Right now, no one knew how to recover memories.
Even if they did, given the way they were treating him, they wouldn’t help him leave the instance. And if he did manage to escape and regain his memory, he would surely seek revenge.
They were treating him as if he were already dead, yet wouldn’t let him truly die because they needed him to participate in the exam, taking up one of the bottom 100 spots in the grade.
This male player would eventually die in the game instance after repeated humiliation and abuse, and his friends back at the base would never know how he met his end in the game.
Lu Yue wanted to step in and stop it.
Ning Changfeng said, “You’d better not. There are still over fifty days left in this instance. Can you stop it every single time? Are you going to abandon your studies and caring for Zhou Xiang just to follow him around all day?”
Ji Zeming, who had seen this kind of thing many times in previous instances, said, “If you stop them openly once, they’ll only escalate their bullying when they get annoyed or frustrated next time.”
They were originally all equal players, and it was even possible that the bullied male player was stronger than them.
But now he had been turned into a “fool”—like an infant, doomed to die within this instance. Naturally, he had become their scapegoat, their punching bag to vent their frustrations.
Lu Yue looked at the player who was pinned to the ground, his white school uniform stained with blood, his face filled with confusion, pain, and fear, hesitating as he struggled with what to do.
Ning Su said, “Don’t intervene directly, but you could inform a teacher or the dorm supervisor; they’re afraid of being sent to the Reflection Hall for violating rules.”
This round of bullying ended only when someone yelled, “The dorm supervisor is coming!” temporarily halting the abuse.
The group returned to their dorm.
Ning Changfeng remarked, “I expected this to happen sooner or later, but I didn’t think it would come so quickly.”

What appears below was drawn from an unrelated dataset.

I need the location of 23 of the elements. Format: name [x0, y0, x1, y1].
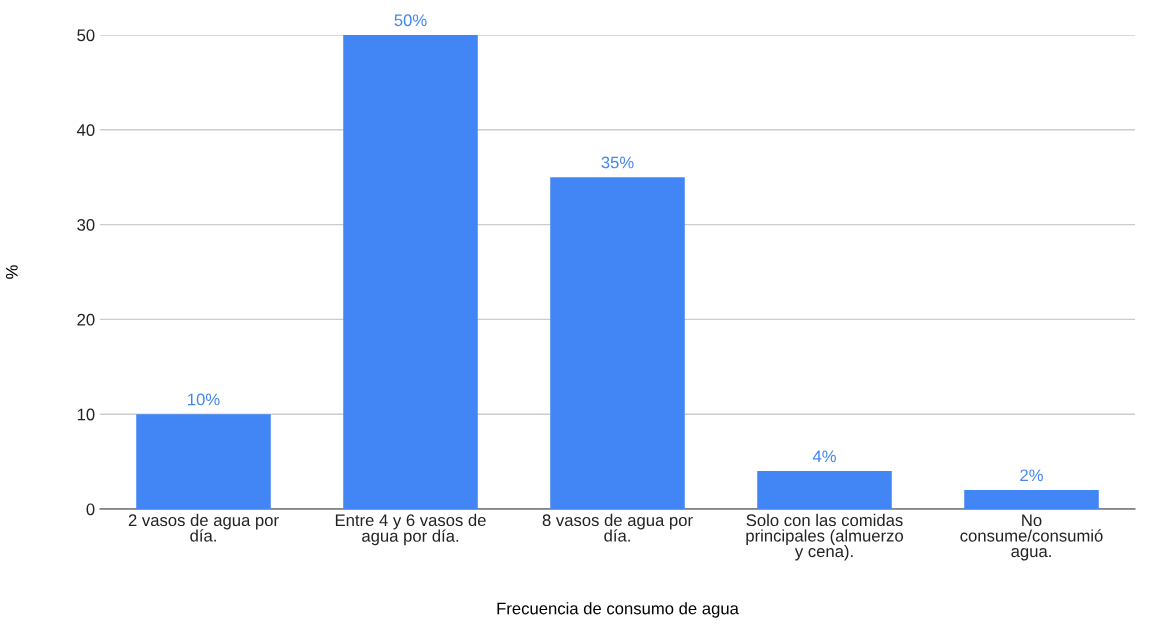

Having been through many instances, he had witnessed too much of the evil that emerged under the pressure of these games. He turned to his son and said, “It’s almost unavoidable. Even if we tried, we couldn’t stop it all.”
Ning Su let out a soft "hm."
When interests erre imbalanced and there’s a disparity in strength, relationships naturally wouldn’t be equal.

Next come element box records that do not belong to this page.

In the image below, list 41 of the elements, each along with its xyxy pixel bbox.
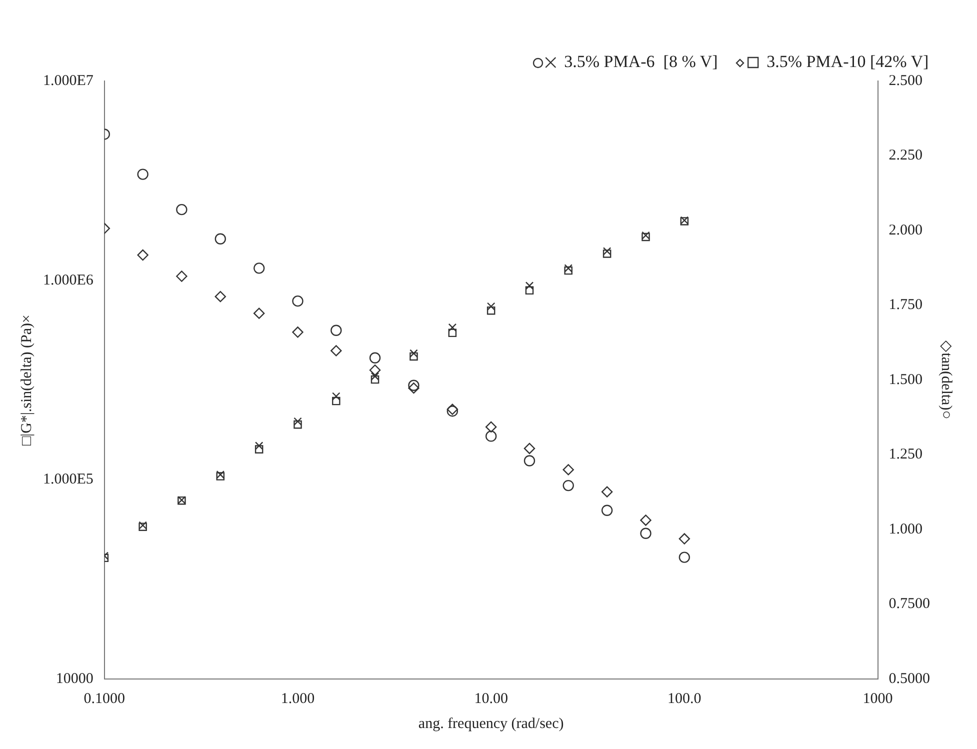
y-tick-label: 1.000E7: [42, 72, 94, 89]
point: [216, 470, 225, 479]
point: [254, 445, 264, 454]
y-tick-label: 1.000E6: [42, 272, 94, 288]
y2-tick-label: 2.250: [888, 148, 922, 164]
y2-tick-label: 1.000: [888, 521, 922, 538]
point: [602, 250, 612, 258]
point: [525, 286, 534, 295]
point: [486, 302, 496, 311]
point: [410, 349, 418, 358]
y-axis-title: □|G*|.sin(delta) (Pa)×: [18, 314, 35, 446]
point: [254, 442, 264, 450]
point: [564, 264, 572, 272]
y2-tick-label: 0.5000: [888, 670, 930, 687]
x-tick-label: 1000: [862, 690, 893, 707]
x-tick-label: 0.1000: [84, 690, 126, 707]
point: [294, 420, 302, 429]
y-tick-label: 10000: [56, 670, 94, 687]
y2-tick-label: 2.500: [888, 72, 922, 89]
point: [370, 375, 380, 384]
x-tick-label: 1.000: [280, 690, 315, 707]
x-axis-title: ang. frequency (rad/sec): [418, 716, 564, 732]
point: [332, 392, 340, 400]
legend-label: 3.5% PMA-10 [42% V]: [766, 52, 929, 71]
y2-tick-label: 2.000: [888, 222, 922, 238]
x-tick-label: 100.0: [668, 690, 702, 707]
point: [332, 396, 340, 406]
point: [216, 472, 225, 480]
point: [486, 306, 496, 315]
x-tick-label: 10.00: [474, 690, 508, 707]
y-tick-label: 1.000E5: [42, 472, 94, 488]
y2-tick-label: 1.750: [888, 297, 922, 314]
point: [410, 352, 418, 361]
point: [448, 328, 457, 338]
y2-tick-label: 1.250: [888, 446, 922, 463]
y2-tick-label: 0.7500: [888, 596, 930, 612]
point: [564, 266, 572, 275]
point: [294, 417, 302, 426]
y2-tick-label: 1.500: [888, 372, 922, 388]
y2-axis-title: ◇tan(delta)○: [938, 340, 954, 420]
legend-label: 3.5% PMA-6 [8 % V]: [564, 52, 718, 71]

He had long understood that humans were just like this.
Ning Su rubbed his face, looked up at Ling Xiao, and saw that his face was devoid of any emotion—no sadness, no joy, not a single trace of feeling.
Ning Changfeng noticed this too, which was why he had always wanted Ning Su and Ling Xiao to get closer.
Sometimes, Ling Xiao seemed like a god, powerful and unaffected by anything external.
Other times, he seemed like the ultimate player, someone who had completed every level and weathered countless challenges.
He was the most reliable, the one who brought the greatest sense of reassurance.
Ning Changfeng nudged Ning Su and said, "Why don’t you both get on the bed and teach Gui Sheng some math?"
Ning Su: “…”
The word had spread, and now everyone knew that Gui Sheng had scored zero in the math placement test at Yinhua Primary School.
Gui Sheng lay buried under the quilt, one pitch-black eye peeking out from a gap, surrounded by a round eye socket.
Late into the night, Lu Yue and Ji Zeming were still diligently studying.
Meanwhile, many players on that dorm floor had stopped staying up to study.
Once they learned memories could be transferred, a lot of players changed. If they had time to bully others in the dorms, it meant some players had relaxed their studies.
For players who had only managed to score 400 or 500 in the college entrance exams back in their original world, two months wasn’t enough to score a 600 after years of forgetting almost everything.
So they focused their energy on memory transfers instead.
However, obtaining a way to transfer memories was no simple task, and placement tests were held weekly. Players who didn’t put in the effort would end up in the Reflection Hall, where they’d lose their memories.
This situation—hope barely out of reach in front of them and death looming behind—created a particularly anxious, fearful atmosphere.
Consequently, more players who had lost memories found themselves bullied.
This situation came to an abrupt halt on Friday.